Status-related aggression often happens when you have dogs other than the puppy. As the youngster, your cute fuzz ball may get involved in squabbles as it tries to challenge other dogs in your household.

  • Territorial Aggression

Dogs are territorial creatures who want to feel safe in their homes. And since young dogs still haven’t learned how to interact with other people or dogs properly, they may react defensively toward strangers who they think are trespassing on the place they consider their territory — the yard, living room, or garage.

Territorial aggression can be a liability issue if you have friends, delivery people, or neighbors who need to visit your home. Your puppy may snarl or growl at them the whole time they’re at your home.

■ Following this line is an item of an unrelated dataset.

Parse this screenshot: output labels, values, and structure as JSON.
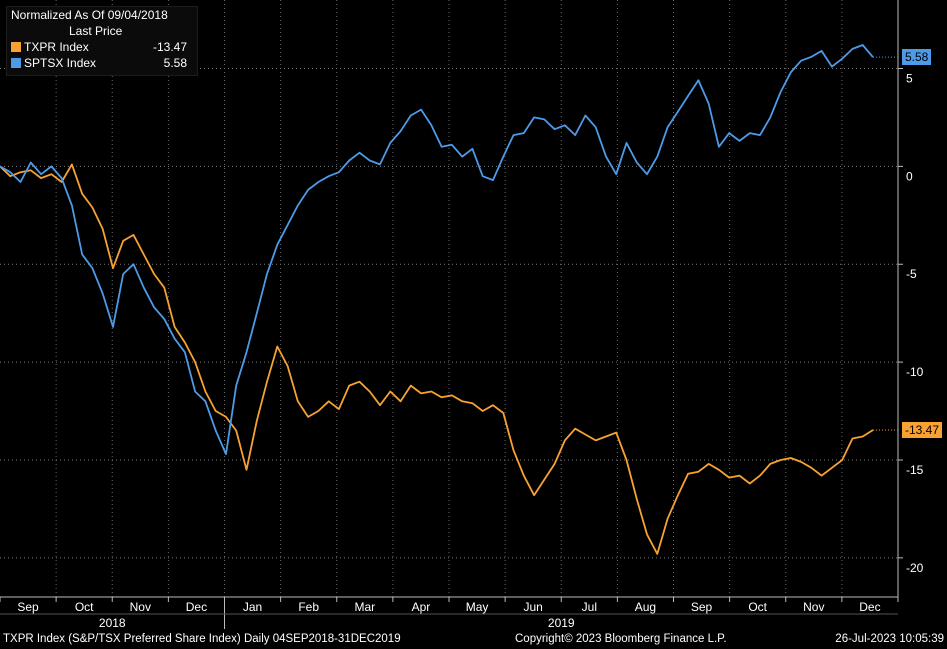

What Can You Do About Puppy Aggression?

Puppy running on green grass

To make sure nothing get out of hand, you can enroll your furbaby in a puppy school. In Salt Lake City, several companies offer training programs to help puppies learn to manage their fear and insecurity, as well as interact with strangers and other dogs appropriately.

Besides training, you can try these tips to help address your furbaby’s aggressive behavior:

  • Give Verbal Cues (With Supporting Action)

If your puppy bites too hard during play, say “Ouch” loudly and stop playing right away. Like learning obedience commands, your puppy learns when to stop through verbal cues followed by action.

  • Choose the Right Game

Playing helps puppies build confidence. But tug-of-war and other similar games can encourage biting and other inappropriate behaviors. Teach the youngster to play fetch and do other harmless, confidence-building activities, instead.

  • Ask Visitors to Toss Treats to the Pup

Ask your mailman or friend to toss treats to your puppy whenever they visit. But they must do it without making eye contact. In dog language, eye contact is considered a challenge so it can escalate the aggression of your puppy.

Repeat this treats-tossing exercise whenever visitors arrive. Over time, your pup will learn that not all strangers are a threat to their playground and home and that some even bring treats for them. Also, they will learn that barking to alert is fine, but you, the homeowner, get to decide whether strangers come or go.

In their early years, puppies are bound to make mistakes. The good thing is you’re there to guide them as they learn the appropriate behaviors when playing with you, other dogs, or even strangers.